To address the digital trust crisis triggered by the proliferation of AI-generated facial forgery images, this paper proposes a dual-branch convolutional neural network that jointly models spatial- and frequency-domain features to enhance detection robustness. The frequency branch is innovatively designed to capture high-frequency artifacts inherently introduced by generative models, while a channel-wise attention mechanism enables adaptive fusion of multimodal features. Furthermore, we introduce the Frequency-Supervised Contrastive (FSC) unified loss function, integrating focal loss, supervised contrastive loss, and a novel frequency-center margin loss. Evaluated on the DiFF benchmark—comprising four forgery categories (text-to-image, image-to-image translation, face swapping, and attribute editing)—our method significantly outperforms existing state-of-the-art approaches, achieving detection accuracy surpassing human-level performance. The proposed framework establishes a new paradigm for AI-generated content detection, offering strong generalizability and enhanced interpretability.
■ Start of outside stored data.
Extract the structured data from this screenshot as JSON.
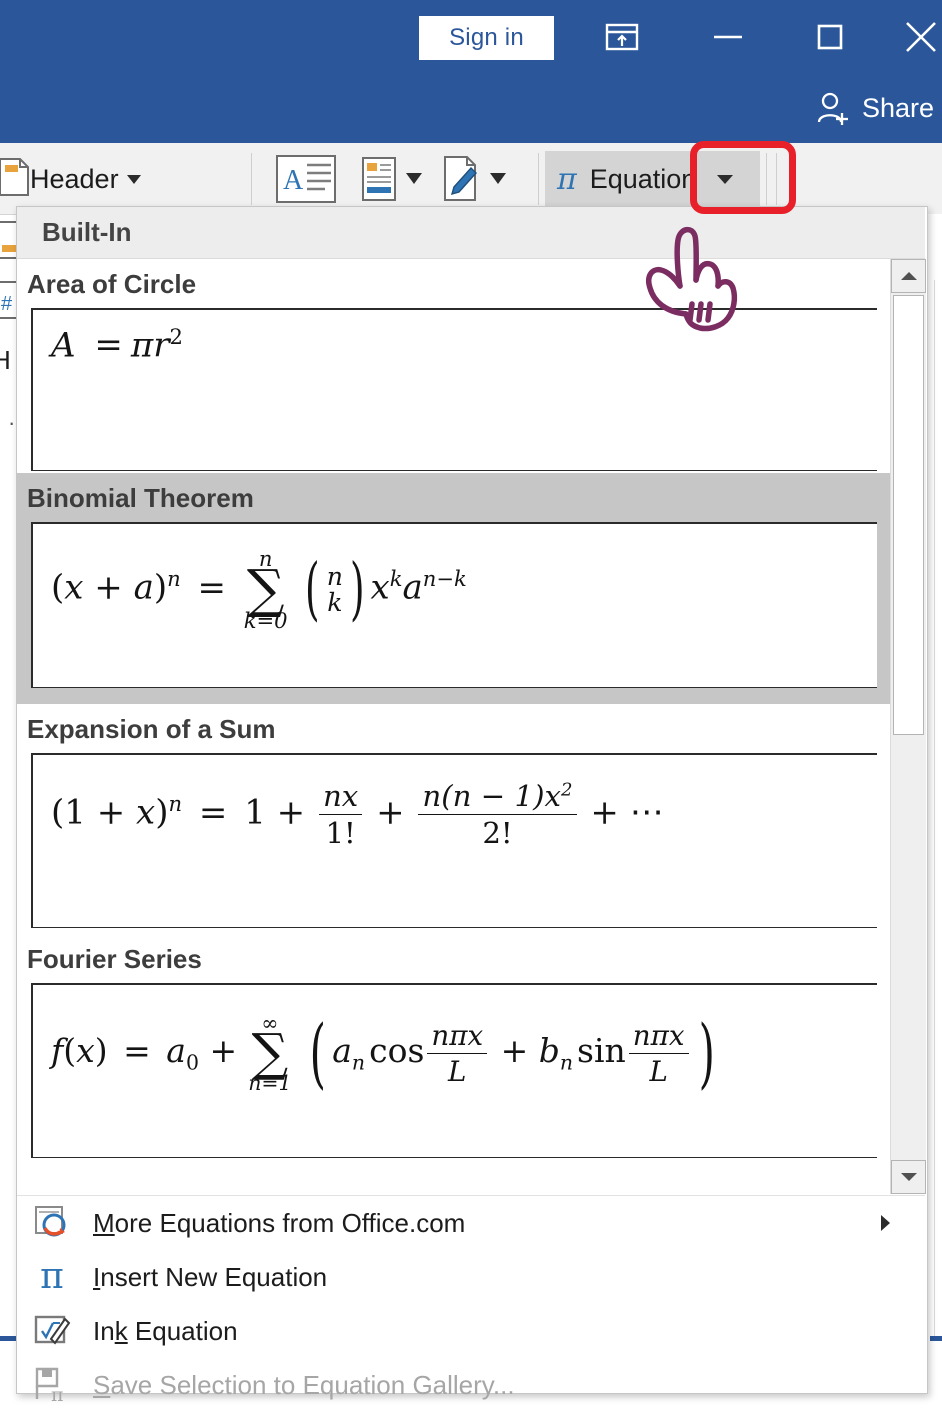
{
  "titlebar": {
    "signin_label": "Sign in",
    "ribbon_display_icon": "ribbon-display-options-icon",
    "minimize_icon": "minimize-icon",
    "maximize_icon": "maximize-icon",
    "close_icon": "close-icon",
    "share_label": "Share",
    "share_icon": "share-person-icon",
    "background_color": "#2b579a"
  },
  "ribbon": {
    "header_label": "Header",
    "header_icon": "header-gallery-icon",
    "header_caret": "chevron-down-icon",
    "textbox_icon": "text-box-icon",
    "quickparts_icon": "quick-parts-icon",
    "quickparts_caret": "chevron-down-icon",
    "wordart_icon": "signature-line-icon",
    "wordart_caret": "chevron-down-icon",
    "equation_label": "Equation",
    "equation_icon": "pi-icon",
    "equation_caret": "chevron-down-icon",
    "highlight_color": "#e8202a",
    "equation_button_bg": "#d4d4d4"
  },
  "edge_icons": {
    "footer_icon": "footer-gallery-icon",
    "page_number_icon": "page-number-icon",
    "clipped_text": "H",
    "clipped_dot": "·"
  },
  "gallery": {
    "header_label": "Built-In",
    "items": [
      {
        "title": "Area of Circle",
        "selected": false,
        "equation_text": "A = πr²"
      },
      {
        "title": "Binomial Theorem",
        "selected": true,
        "equation_text": "(x + a)ⁿ = ∑(k=0..n) (n choose k) xᵏ aⁿ⁻ᵏ"
      },
      {
        "title": "Expansion of a Sum",
        "selected": false,
        "equation_text": "(1 + x)ⁿ = 1 + nx/1! + n(n − 1)x²/2! + ⋯"
      },
      {
        "title": "Fourier Series",
        "selected": false,
        "equation_text": "f(x) = a₀ + ∑(n=1..∞) (aₙ cos nπx/L + bₙ sin nπx/L)"
      }
    ],
    "equations": {
      "area_of_circle": {
        "lhs": "A",
        "eq": "=",
        "pi": "π",
        "r": "r",
        "exp": "2"
      },
      "binomial": {
        "open": "(",
        "x": "x",
        "plus": "+",
        "a": "a",
        "close": ")",
        "n1": "n",
        "eq": "=",
        "sigma": "∑",
        "upper": "n",
        "lower": "k=0",
        "binom_n": "n",
        "binom_k": "k",
        "x2": "x",
        "k2": "k",
        "a2": "a",
        "nk": "n−k"
      },
      "expansion": {
        "open": "(",
        "one": "1",
        "plus": "+",
        "x": "x",
        "close": ")",
        "n": "n",
        "eq": "=",
        "one2": "1",
        "plus2": "+",
        "num1": "nx",
        "den1": "1!",
        "plus3": "+",
        "num2_a": "n(n − 1)x",
        "num2_sup": "2",
        "den2": "2!",
        "plus4": "+",
        "dots": "⋯"
      },
      "fourier": {
        "f": "f",
        "open1": "(",
        "x1": "x",
        "close1": ")",
        "eq": "=",
        "a0": "a",
        "a0sub": "0",
        "plus": "+",
        "sigma": "∑",
        "upper": "∞",
        "lower": "n=1",
        "lparen": "(",
        "an": "a",
        "ansub": "n",
        "cos": "cos",
        "num1": "nπx",
        "den1": "L",
        "plus2": "+",
        "bn": "b",
        "bnsub": "n",
        "sin": "sin",
        "num2": "nπx",
        "den2": "L",
        "rparen": ")"
      }
    },
    "selected_background": "#c6c6c6",
    "scrollbar": {
      "up_icon": "scroll-up-arrow-icon",
      "down_icon": "scroll-down-arrow-icon",
      "thumb": "scrollbar-thumb"
    }
  },
  "menu_footer": {
    "items": [
      {
        "label_pre": "",
        "label_accel": "M",
        "label_post": "ore Equations from Office.com",
        "icon": "office-online-equations-icon",
        "disabled": false,
        "has_submenu": true
      },
      {
        "label_pre": "",
        "label_accel": "I",
        "label_post": "nsert New Equation",
        "icon": "pi-icon",
        "disabled": false,
        "has_submenu": false
      },
      {
        "label_pre": "In",
        "label_accel": "k",
        "label_post": " Equation",
        "icon": "ink-equation-icon",
        "disabled": false,
        "has_submenu": false
      },
      {
        "label_pre": "",
        "label_accel": "S",
        "label_post": "ave Selection to Equation Gallery...",
        "icon": "save-equation-gallery-icon",
        "disabled": true,
        "has_submenu": false
      }
    ],
    "submenu_arrow_icon": "chevron-right-icon"
  },
  "cursor": {
    "icon": "hand-pointer-cursor",
    "color": "#7b2d62"
  }
}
The rapid advancement of generative AI has enabled the creation of highly realistic forged facial images, posing significant threats to AI security, digital media integrity, and public trust. Face forgery techniques, ranging from face swapping and attribute editing to powerful diffusion-based image synthesis, are increasingly being used for malicious purposes such as misinformation, identity fraud, and defamation. This growing challenge underscores the urgent need for robust and generalizable face forgery detection methods as a critical component of AI security infrastructure. In this work, we propose a novel dual-branch convolutional neural network for face forgery detection that leverages complementary cues from both spatial and frequency domains. The RGB branch captures semantic information, while the frequency branch focuses on high-frequency artifacts that are difficult for generative models to suppress. A channel attention module is introduced to adaptively fuse these heterogeneous features, highlighting the most informative channels for forgery discrimination. To guide the network's learning process, we design a unified loss function, FSC Loss, that combines focal loss, supervised contrastive loss, and a frequency center margin loss to enhance class separability and robustness. We evaluate our model on the DiFF benchmark, which includes forged images generated from four representative methods: text-to-image, image-to-image, face swap, and face edit. Our method achieves strong performance across all categories and outperforms average human accuracy. These results demonstrate the model's effectiveness and its potential contribution to safeguarding AI ecosystems against visual forgery attacks.